Mr Lockey’s response was that a risk was validly and effectively ceded to the Treaties upon the Syndicates deciding to make the cession and determining the amount of that cession. The Syndicates’ method of doing this was to code a slip with a “Y”, making an underwriting note and/or making an appropriate entry into the Sceptre system. That was entirely consistent with Baker v. Black Sea and Baltic General Insurance Co Ltd [1995] Lloyd’s Rep. IR 261, 271, where Potter J accepted expert evidence that:

“The usual procedure was, and still is, that a Lloyd's underwriter identifies a specific reinsurance cession by use of a symbol incorporated within the underwriting reference written alongside his line on the stamp identifying the syndicate on the broker's slip. When the broker completes the placement, he sends the slip to the LPSO for signing. Such process includes the LPSO recording of each underwriter's reference, which reference appears against the underwriter's line and the syndicate number on the policy once issued by the LPSO. It also appears on each premium card and claims card issued by the LPSO to each underwriter recording any financial transaction on each policy. Once the LPSO has recorded the underwriter's reference, a system is then activated which provides for the payment of the premium due to the reinsurers and the collection of claims from reinsurers. It is customary for insurers to credit and debit reinsurers at agreed periods. In this case, as is common, the provision was for "Quarterly Accounts”.

He held:

“So far as notice is concerned, it does not seem to me that in the context of the working of the Lloyd's market, notice of cession is required before such cession can be valid and binding, absent some specific provision in the reinsurance contract which requires it.”

110.

It followed that Albingia was arguing that a cession, which was originally binding, had in some way ceased to be so if it was not subsequently notified in time. There was no such provision in the Treaties. Even if the requirement for quarterly bordereaux was a term requiring notification on a quarterly basis, it was not a condition subsequent. Nor was it an innominate term: the majority in Friends Provident Life & Pensions Ltd v. Sirius International Insurance (CA) [2005] EWCA Civ 601; [2005] 2 Lloyd’s Rep 517had rejected Waller LJ’s approach in McAlpine v. BAI (supra).

111.

I think Mr Lockey’s arguments are plainly correct.
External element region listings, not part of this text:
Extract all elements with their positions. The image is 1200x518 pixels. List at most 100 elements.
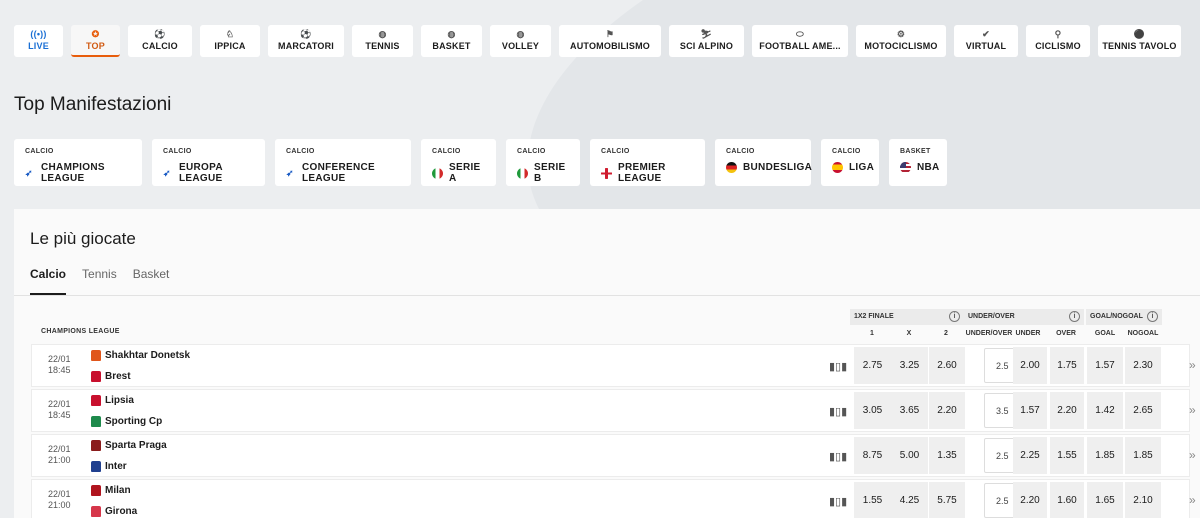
odd-2-button[interactable]: 2.60	[929, 347, 965, 384]
sport-tab-sci-alpino[interactable]: ⛷ SCI ALPINO	[669, 25, 744, 57]
stats-bar-chart-icon[interactable]: ▮▯▮	[829, 405, 847, 418]
competition-label: CHAMPIONS LEAGUE	[41, 328, 120, 335]
odd-x-button[interactable]: 3.25	[891, 347, 928, 384]
divider	[14, 295, 1200, 296]
line-value: 2.5	[996, 360, 1009, 371]
sport-tab-label: TENNIS TAVOLO	[1102, 41, 1177, 51]
away-team[interactable]: Brest	[91, 371, 131, 382]
away-team[interactable]: Girona	[91, 506, 137, 517]
odd-x-button[interactable]: 4.25	[891, 482, 928, 518]
volleyball-icon: ◍	[516, 29, 525, 39]
sport-tab-top[interactable]: ✪ TOP	[71, 25, 120, 57]
odd-nogoal-button[interactable]: 2.65	[1125, 392, 1161, 429]
top-event-card[interactable]: CALCIO LIGA	[821, 139, 879, 186]
sport-tab-label: AUTOMOBILISMO	[570, 41, 650, 51]
top-event-card[interactable]: CALCIO SERIE A	[421, 139, 496, 186]
top-event-card[interactable]: CALCIO ➶ CHAMPIONS LEAGUE	[14, 139, 142, 186]
sport-tab-basket[interactable]: ◍ BASKET	[421, 25, 482, 57]
match-row[interactable]: 22/0121:00Sparta PragaInter▮▯▮2.5⌄»8.755…	[31, 434, 1196, 477]
event-category: CALCIO	[25, 148, 54, 155]
top-event-card[interactable]: CALCIO BUNDESLIGA	[715, 139, 812, 186]
soccer-ball-icon: ⚽	[154, 29, 166, 39]
odd-nogoal-button[interactable]: 2.30	[1125, 347, 1161, 384]
chevron-right-icon[interactable]: »	[1189, 358, 1196, 372]
flag-us-icon	[900, 162, 911, 173]
home-team[interactable]: Milan	[91, 485, 131, 496]
sport-tab-tennis[interactable]: ◍ TENNIS	[352, 25, 413, 57]
home-team[interactable]: Lipsia	[91, 395, 134, 406]
market-gg-header: GOAL/NOGOAL i	[1086, 309, 1162, 325]
odd-2-button[interactable]: 1.35	[929, 437, 965, 474]
line-value: 3.5	[996, 405, 1009, 416]
sport-tab-ciclismo[interactable]: ⚲ CICLISMO	[1026, 25, 1090, 57]
odd-x-button[interactable]: 3.65	[891, 392, 928, 429]
sport-tab-live[interactable]: ((•)) LIVE	[14, 25, 63, 57]
sport-tab-calcio[interactable]: ⚽ CALCIO	[128, 25, 192, 57]
stats-bar-chart-icon[interactable]: ▮▯▮	[829, 450, 847, 463]
odd-under-button[interactable]: 2.00	[1013, 347, 1047, 384]
chevron-right-icon[interactable]: »	[1189, 493, 1196, 507]
market-1x2-title: 1X2 FINALE	[854, 313, 894, 320]
odd-1-button[interactable]: 3.05	[854, 392, 891, 429]
odd-1-button[interactable]: 1.55	[854, 482, 891, 518]
odd-under-button[interactable]: 1.57	[1013, 392, 1047, 429]
col-1: 1	[870, 330, 874, 337]
shirt-icon	[91, 461, 101, 472]
home-team[interactable]: Shakhtar Donetsk	[91, 350, 190, 361]
event-category: CALCIO	[832, 148, 861, 155]
event-category: CALCIO	[432, 148, 461, 155]
tab-basket[interactable]: Basket	[133, 267, 170, 295]
odd-1-button[interactable]: 8.75	[854, 437, 891, 474]
chevron-right-icon[interactable]: »	[1189, 403, 1196, 417]
match-row[interactable]: 22/0118:45LipsiaSporting Cp▮▯▮3.5⌄»3.053…	[31, 389, 1196, 432]
sport-tab-ippica[interactable]: ♘ IPPICA	[200, 25, 260, 57]
table-tennis-icon: ⚫	[1133, 29, 1146, 39]
flag-it-icon	[432, 167, 443, 179]
sport-tab-motociclismo[interactable]: ⚙ MOTOCICLISMO	[856, 25, 946, 57]
info-icon[interactable]: i	[949, 311, 960, 322]
sport-tab-tennis-tavolo[interactable]: ⚫ TENNIS TAVOLO	[1098, 25, 1181, 57]
away-team[interactable]: Sporting Cp	[91, 416, 162, 427]
info-icon[interactable]: i	[1147, 311, 1158, 322]
odd-over-button[interactable]: 1.60	[1050, 482, 1084, 518]
market-uo-header: UNDER/OVER i	[964, 309, 1084, 325]
odd-x-button[interactable]: 5.00	[891, 437, 928, 474]
top-event-card[interactable]: CALCIO PREMIER LEAGUE	[590, 139, 705, 186]
odd-nogoal-button[interactable]: 2.10	[1125, 482, 1161, 518]
sport-tab-football-ame[interactable]: ⬭ FOOTBALL AME...	[752, 25, 848, 57]
odd-over-button[interactable]: 1.75	[1050, 347, 1084, 384]
chevron-right-icon[interactable]: »	[1189, 448, 1196, 462]
odd-2-button[interactable]: 5.75	[929, 482, 965, 518]
stats-bar-chart-icon[interactable]: ▮▯▮	[829, 360, 847, 373]
sport-tab-virtual[interactable]: ✔ VIRTUAL	[954, 25, 1018, 57]
stats-bar-chart-icon[interactable]: ▮▯▮	[829, 495, 847, 508]
top-event-card[interactable]: CALCIO ➶ EUROPA LEAGUE	[152, 139, 265, 186]
away-team[interactable]: Inter	[91, 461, 127, 472]
sport-tab-label: MOTOCICLISMO	[864, 41, 938, 51]
odd-over-button[interactable]: 2.20	[1050, 392, 1084, 429]
match-row[interactable]: 22/0121:00MilanGirona▮▯▮2.5⌄»1.554.255.7…	[31, 479, 1196, 518]
info-icon[interactable]: i	[1069, 311, 1080, 322]
top-event-card[interactable]: CALCIO ➶ CONFERENCE LEAGUE	[275, 139, 411, 186]
home-team[interactable]: Sparta Praga	[91, 440, 167, 451]
odd-under-button[interactable]: 2.25	[1013, 437, 1047, 474]
odd-1-button[interactable]: 2.75	[854, 347, 891, 384]
top-event-card[interactable]: BASKET NBA	[889, 139, 947, 186]
sport-tab-automobilismo[interactable]: ⚑ AUTOMOBILISMO	[559, 25, 661, 57]
sport-tab-volley[interactable]: ◍ VOLLEY	[490, 25, 551, 57]
sport-tab-marcatori[interactable]: ⚽ MARCATORI	[268, 25, 344, 57]
tab-calcio[interactable]: Calcio	[30, 267, 67, 295]
page-title: Top Manifestazioni	[14, 94, 172, 115]
odd-goal-button[interactable]: 1.65	[1087, 482, 1123, 518]
odd-over-button[interactable]: 1.55	[1050, 437, 1084, 474]
match-row[interactable]: 22/0118:45Shakhtar DonetskBrest▮▯▮2.5⌄»2…	[31, 344, 1196, 387]
event-name: PREMIER LEAGUE	[618, 162, 666, 184]
odd-under-button[interactable]: 2.20	[1013, 482, 1047, 518]
odd-nogoal-button[interactable]: 1.85	[1125, 437, 1161, 474]
tab-tennis[interactable]: Tennis	[82, 267, 117, 295]
odd-2-button[interactable]: 2.20	[929, 392, 965, 429]
odd-goal-button[interactable]: 1.57	[1087, 347, 1123, 384]
odd-goal-button[interactable]: 1.85	[1087, 437, 1123, 474]
odd-goal-button[interactable]: 1.42	[1087, 392, 1123, 429]
top-event-card[interactable]: CALCIO SERIE B	[506, 139, 580, 186]
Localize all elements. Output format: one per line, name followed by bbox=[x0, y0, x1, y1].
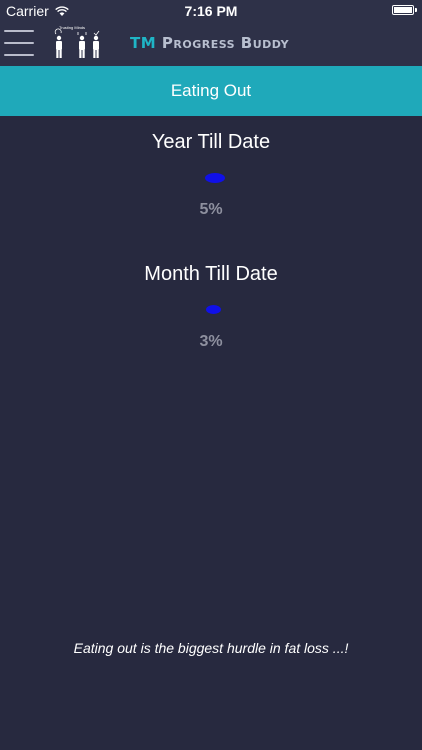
status-bar: Carrier 7:16 PM bbox=[0, 0, 422, 22]
battery-icon bbox=[392, 5, 417, 15]
year-till-date-title: Year Till Date bbox=[151, 131, 271, 153]
menu-line bbox=[4, 54, 34, 56]
section-title: Eating Out bbox=[170, 81, 252, 100]
menu-line bbox=[4, 42, 34, 44]
month-progress-indicator bbox=[206, 305, 221, 314]
section-header: Eating Out bbox=[0, 66, 422, 116]
app-title-rest: Progress Buddy bbox=[161, 34, 290, 52]
status-time: 7:16 PM bbox=[184, 3, 238, 19]
app-title-prefix: TM bbox=[130, 34, 157, 52]
trusting-minds-logo-icon bbox=[54, 28, 100, 58]
menu-line bbox=[4, 30, 34, 32]
month-progress-percent: 3% bbox=[199, 333, 223, 350]
app-title: TM Progress Buddy bbox=[130, 34, 289, 52]
footer-message: Eating out is the biggest hurdle in fat … bbox=[73, 640, 349, 656]
month-till-date-title: Month Till Date bbox=[144, 263, 278, 285]
navbar: Trusting Minds TM Progress Buddy bbox=[0, 22, 422, 66]
year-progress-indicator bbox=[205, 173, 225, 183]
hamburger-menu-button[interactable] bbox=[4, 28, 34, 58]
year-progress-percent: 5% bbox=[199, 201, 223, 218]
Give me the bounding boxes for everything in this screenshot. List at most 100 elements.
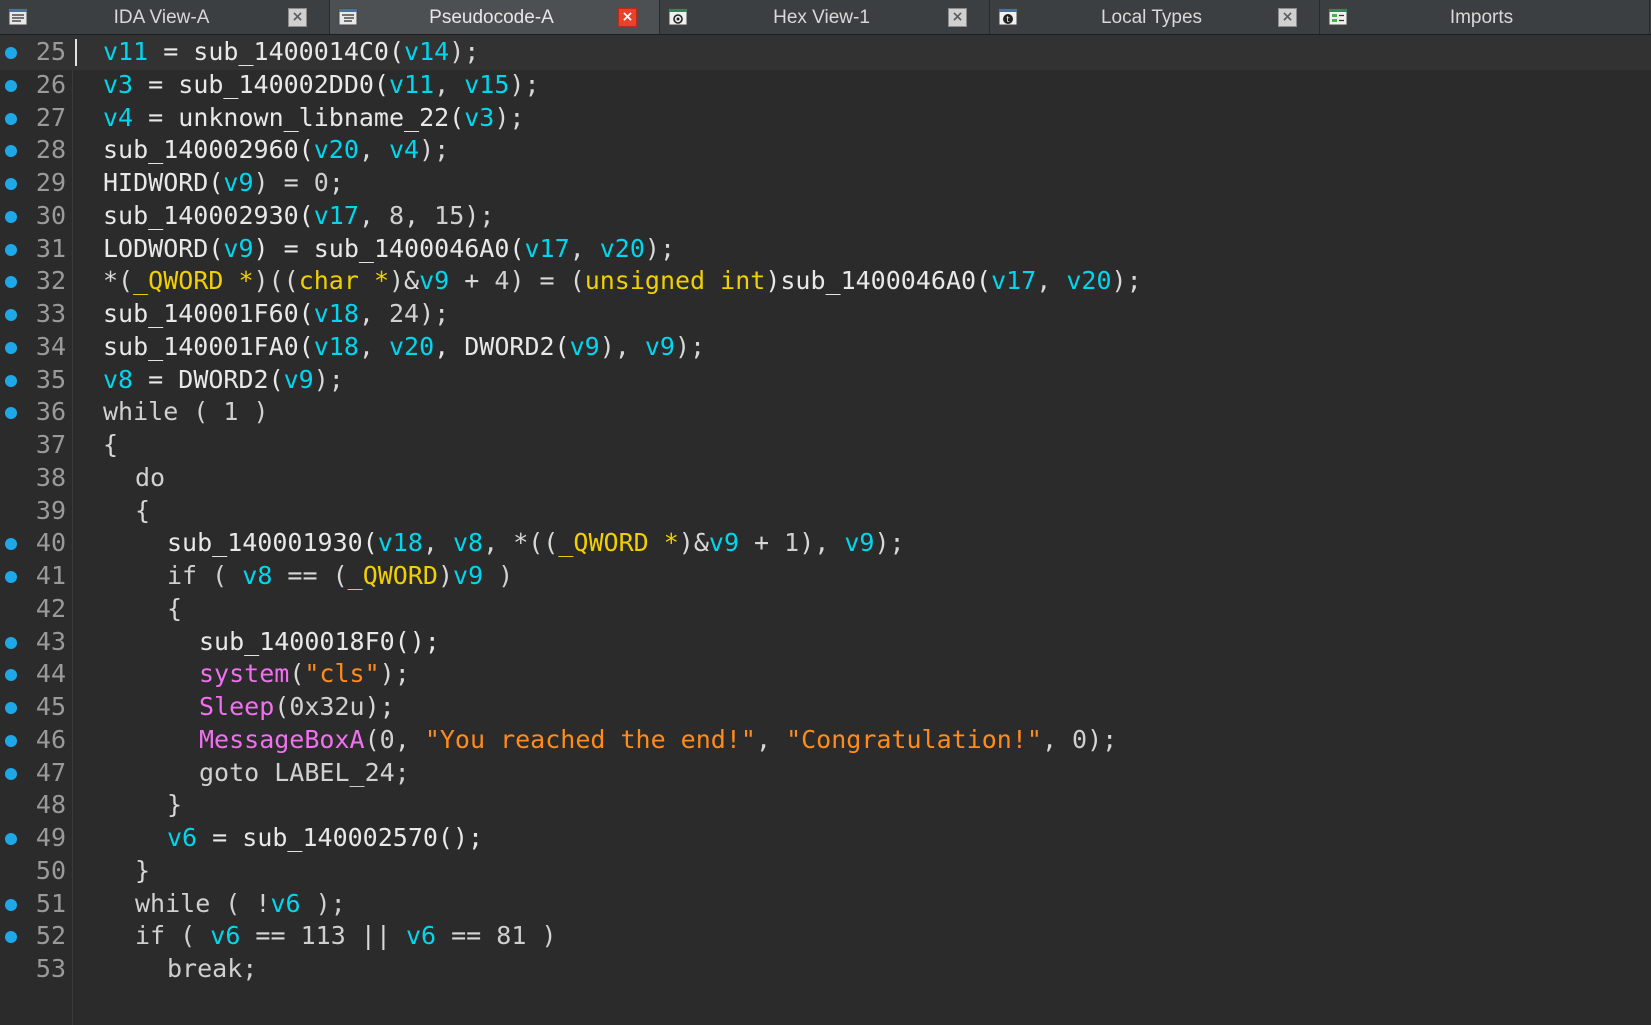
code-token: ) <box>483 561 514 590</box>
code-line[interactable]: 39 { <box>0 494 1651 529</box>
code-text: Sleep(0x32u); <box>199 690 395 725</box>
close-icon[interactable]: × <box>948 8 967 27</box>
line-number: 25 <box>35 37 66 66</box>
code-line[interactable]: 52 if ( v6 == 113 || v6 == 81 ) <box>0 919 1651 954</box>
breakpoint-dot-icon[interactable] <box>5 407 17 420</box>
code-line[interactable]: 29 HIDWORD(v9) = 0; <box>0 166 1651 201</box>
code-text: sub_140001F60(v18, 24); <box>103 297 449 332</box>
breakpoint-dot-icon[interactable] <box>5 178 17 190</box>
breakpoint-dot-icon[interactable] <box>5 309 17 321</box>
code-line[interactable]: 50} <box>0 854 1651 889</box>
code-line[interactable]: 37 { <box>0 428 1651 463</box>
breakpoint-dot-icon[interactable] <box>5 374 17 387</box>
code-token: ( <box>364 724 380 754</box>
code-text: break; <box>167 952 257 987</box>
code-token: ) <box>238 397 269 427</box>
breakpoint-dot-icon[interactable] <box>5 571 17 583</box>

The risks were ceded when the Syndicates coded the risk with a “Y”. These was no provision in the Treaties to de-cede a risk for late notification. Whilst it is unfortunate that the Syndicates failed to comply with the requirement for the provision of risk bordereaux, as they should have done (a general failure in the London market), that does not excuse Albingia from the risk to which it was already bound. It is right to add that, despite the absence of proper risk bordereaux, premiums were paid and accepted on the risks. No complaint was made about the absence of bordereaux. If there had been a right to decline late declared risks, Albingia waived it.

Premium Accounting issues

112.

There are two comparatively small issues as to whether the Syndicates have accounted fully for all premium due under the Treaties. The issues were not fully developed in argument before me (due to shortness of time) and are academic on my findings, given that all premium paid is returnable to the Syndicates following avoidance. I have decided that it would be better not to deal with these accounting issues in this judgment. Should it ever become necessary, the points can be resolved shortly after proper argument in this Court.

Overall Conclusion

113.

Albingia is entitled to a declaration that it was entitled to avoid the 1996 Treaty, including the 1997 Endorsement, and the 1998 Treaty. The Syndicates must refund any claims paid and Albingia must return all premiums paid. I expect the figures can be agreed. I will hear counsel on the terms of the order I should make.

114.

I am most grateful to both teams of counsel and solicitors for the immense assistance they have provided to me in this complex case.